Igor Fogaš - Ivo Hlobil
Oplakávání od brněnských minoritů: restaurování a interpretace
Restoration work on the late gothic Mourning of Christ (ca 1500) belonging to the Franciscans in Brno is nearing completion. The large wood carving is made out of four solid blocks of linden wood and several small additional pieces. The full depth of the relief is expressively carved. Restoration work revealed that in places the relief had been altered for ideological reasons. The body of Christ was originally covered by the mantle of the Virgin. At the wishes of an unknown 'reviser', probably sometime in the Baroque period, the mantle was remodelled with plaster to make it look like Christ's own garment. In 1999 Kaliopi Chamonikola highlighted the grandness of the composition with its twelve figures. She dated it to around the year 1510. She identified Albrecht Dürer's print The Turkish Family (B. 85) as the model for the man with the turban on the left side of the relief. It is of course also astonishing to find that the Franciscans in Brno agreed with Dürer's unusual approach of placing the figure of Christ directly on the ground without a sheet beneath him (see Dürer's Mourning of the Dead Christ from The Great Passion). It is from there also that the Brno relief borrowed the veiling of Christ's body with the Virgin's scarf.
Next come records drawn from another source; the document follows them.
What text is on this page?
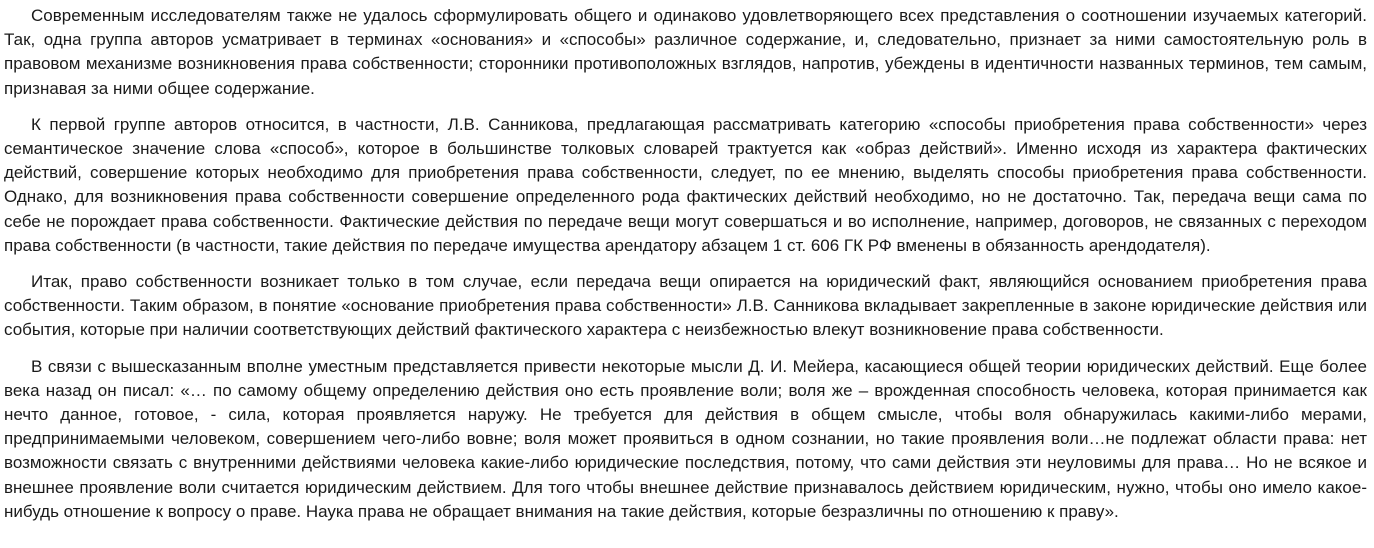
Современным исследователям также не удалось сформулировать общего и одинаково удовлетворяющего всех представления о соотношении изучаемых категорий. Так, одна группа авторов усматривает в терминах «основания» и «способы» различное содержание, и, следовательно, признает за ними самостоятельную роль в правовом механизме возникновения права собственности; сторонники противоположных взглядов, напротив, убеждены в идентичности названных терминов, тем самым, признавая за ними общее содержание.

К первой группе авторов относится, в частности, Л.В. Санникова, предлагающая рассматривать категорию «способы приобретения права собственности» через семантическое значение слова «способ», которое в большинстве толковых словарей трактуется как «образ действий». Именно исходя из характера фактических действий, совершение которых необходимо для приобретения права собственности, следует, по ее мнению, выделять способы приобретения права собственности. Однако, для возникновения права собственности совершение определенного рода фактических действий необходимо, но не достаточно. Так, передача вещи сама по себе не порождает права собственности. Фактические действия по передаче вещи могут совершаться и во исполнение, например, договоров, не связанных с переходом права собственности (в частности, такие действия по передаче имущества арендатору абзацем 1 ст. 606 ГК РФ вменены в обязанность арендодателя).

Итак, право собственности возникает только в том случае, если передача вещи опирается на юридический факт, являющийся основанием приобретения права собственности. Таким образом, в понятие «основание приобретения права собственности» Л.В. Санникова вкладывает закрепленные в законе юридические действия или события, которые при наличии соответствующих действий фактического характера с неизбежностью влекут возникновение права собственности.

В связи с вышесказанным вполне уместным представляется привести некоторые мысли Д. И. Мейера, касающиеся общей теории юридических действий. Еще более века назад он писал: «… по самому общему определению действия оно есть проявление воли; воля же – врожденная способность человека, которая принимается как нечто данное, готовое, - сила, которая проявляется наружу. Не требуется для действия в общем смысле, чтобы воля обнаружилась какими-либо мерами, предпринимаемыми человеком, совершением чего-либо вовне; воля может проявиться в одном сознании, но такие проявления воли…не подлежат области права: нет возможности связать с внутренними действиями человека какие-либо юридические последствия, потому, что сами действия эти неуловимы для права… Но не всякое и внешнее проявление воли считается юридическим действием. Для того чтобы внешнее действие признавалось действием юридическим, нужно, чтобы оно имело какое-нибудь отношение к вопросу о праве. Наука права не обращает внимания на такие действия, которые безразличны по отношению к праву».
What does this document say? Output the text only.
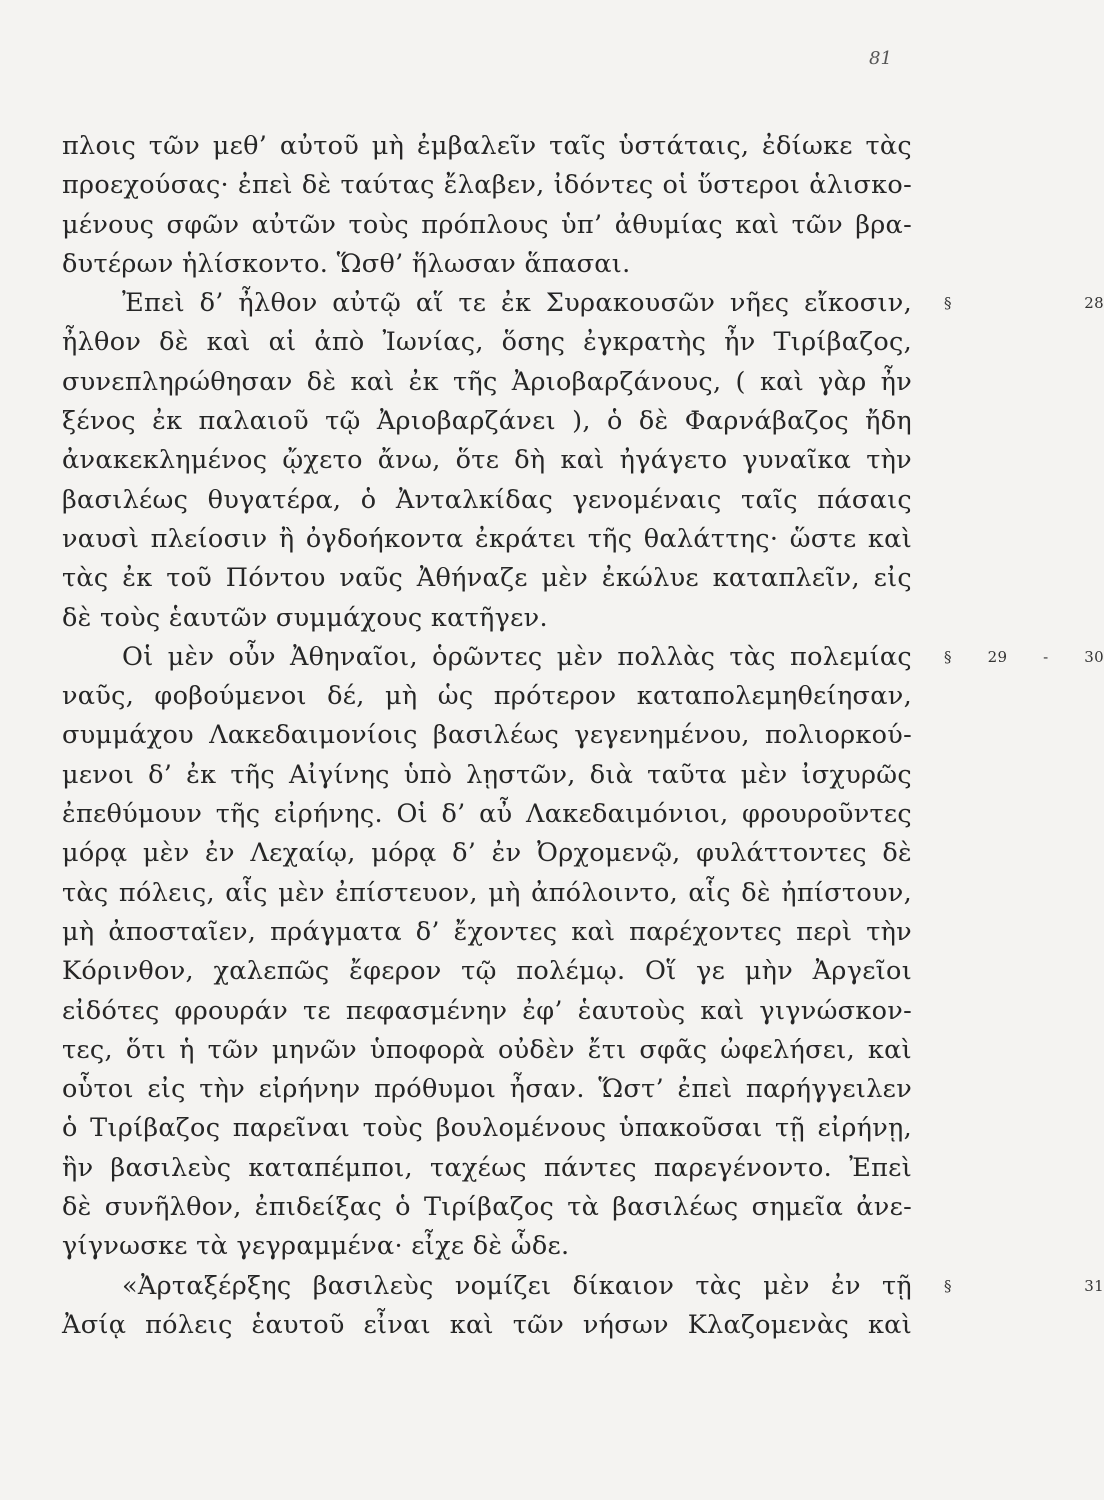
81
πλοις τῶν μεθ’ αὐτοῦ μὴ ἐμβαλεῖν ταῖς ὑστάταις, ἐδίωκε τὰς
προεχούσας· ἐπεὶ δὲ ταύτας ἔλαβεν, ἰδόντες οἱ ὕστεροι ἁλισκο-
μένους σφῶν αὐτῶν τοὺς πρόπλους ὑπ’ ἀθυμίας καὶ τῶν βρα-
δυτέρων ἡλίσκοντο. Ὥσθ’ ἥλωσαν ἅπασαι.
Ἐπεὶ δ’ ἦλθον αὐτῷ αἵ τε ἐκ Συρακουσῶν νῆες εἴκοσιν, § 28
ἦλθον δὲ καὶ αἱ ἀπὸ Ἰωνίας, ὅσης ἐγκρατὴς ἦν Τιρίβαζος,
συνεπληρώθησαν δὲ καὶ ἐκ τῆς Ἀριοβαρζάνους, ( καὶ γὰρ ἦν
ξένος ἐκ παλαιοῦ τῷ Ἀριοβαρζάνει ), ὁ δὲ Φαρνάβαζος ἤδη
ἀνακεκλημένος ᾤχετο ἄνω, ὅτε δὴ καὶ ἠγάγετο γυναῖκα τὴν
βασιλέως θυγατέρα, ὁ Ἀνταλκίδας γενομέναις ταῖς πάσαις
ναυσὶ πλείοσιν ἢ ὀγδοήκοντα ἐκράτει τῆς θαλάττης· ὥστε καὶ
τὰς ἐκ τοῦ Πόντου ναῦς Ἀθήναζε μὲν ἐκώλυε καταπλεῖν, εἰς
δὲ τοὺς ἑαυτῶν συμμάχους κατῆγεν.
Οἱ μὲν οὖν Ἀθηναῖοι, ὁρῶντες μὲν πολλὰς τὰς πολεμίας § 29 - 30
ναῦς, φοβούμενοι δέ, μὴ ὡς πρότερον καταπολεμηθείησαν,
συμμάχου Λακεδαιμονίοις βασιλέως γεγενημένου, πολιορκού-
μενοι δ’ ἐκ τῆς Αἰγίνης ὑπὸ λῃστῶν, διὰ ταῦτα μὲν ἰσχυρῶς
ἐπεθύμουν τῆς εἰρήνης. Οἱ δ’ αὖ Λακεδαιμόνιοι, φρουροῦντες
μόρᾳ μὲν ἐν Λεχαίῳ, μόρᾳ δ’ ἐν Ὀρχομενῷ, φυλάττοντες δὲ
τὰς πόλεις, αἷς μὲν ἐπίστευον, μὴ ἀπόλοιντο, αἷς δὲ ἠπίστουν,
μὴ ἀποσταῖεν, πράγματα δ’ ἔχοντες καὶ παρέχοντες περὶ τὴν
Κόρινθον, χαλεπῶς ἔφερον τῷ πολέμῳ. Οἵ γε μὴν Ἀργεῖοι
εἰδότες φρουράν τε πεφασμένην ἐφ’ ἑαυτοὺς καὶ γιγνώσκον-
τες, ὅτι ἡ τῶν μηνῶν ὑποφορὰ οὐδὲν ἔτι σφᾶς ὠφελήσει, καὶ
οὗτοι εἰς τὴν εἰρήνην πρόθυμοι ἦσαν. Ὥστ’ ἐπεὶ παρήγγειλεν
ὁ Τιρίβαζος παρεῖναι τοὺς βουλομένους ὑπακοῦσαι τῇ εἰρήνῃ,
ἣν βασιλεὺς καταπέμποι, ταχέως πάντες παρεγένοντο. Ἐπεὶ
δὲ συνῆλθον, ἐπιδείξας ὁ Τιρίβαζος τὰ βασιλέως σημεῖα ἀνε-
γίγνωσκε τὰ γεγραμμένα· εἶχε δὲ ὧδε.
«Ἀρταξέρξης βασιλεὺς νομίζει δίκαιον τὰς μὲν ἐν τῇ § 31
Ἀσίᾳ πόλεις ἑαυτοῦ εἶναι καὶ τῶν νήσων Κλαζομενὰς καὶ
A third similarity is that like Dürer's print B. 13 the Brno relief portrays Christ with smoothly shaved temples (unlike in Dürer's other prints), thus rejecting this reminder that Jesus was a Jew. He moreover added five more figures than in Dürer's print. Twelve is the largest number of figures in any late Gothic central European relief of the Mourning. And there are other thematic innovations. Because of the tension placed on Christ's body before the Crucifixion the insteps of Christ's feet are depicted as swollen below the nail rather than above, as gravity would have dictated. Rare surviving Crucifixes with this detail are most often found among the sculptural work of Veit Stoss. The Dürer print provides an indication of the date after which the Brno relief could have been created. Dürer's Turkish Family (B. 85) is usually dated to around 1496, The Mourning B.13 to around 1497-1498, and the Great Passion as a whole was completed in 1510-1511. A dating of the Brno relief to around 1500 means it can be deemed the first ever Czech example of the use of Dürer's print as a model.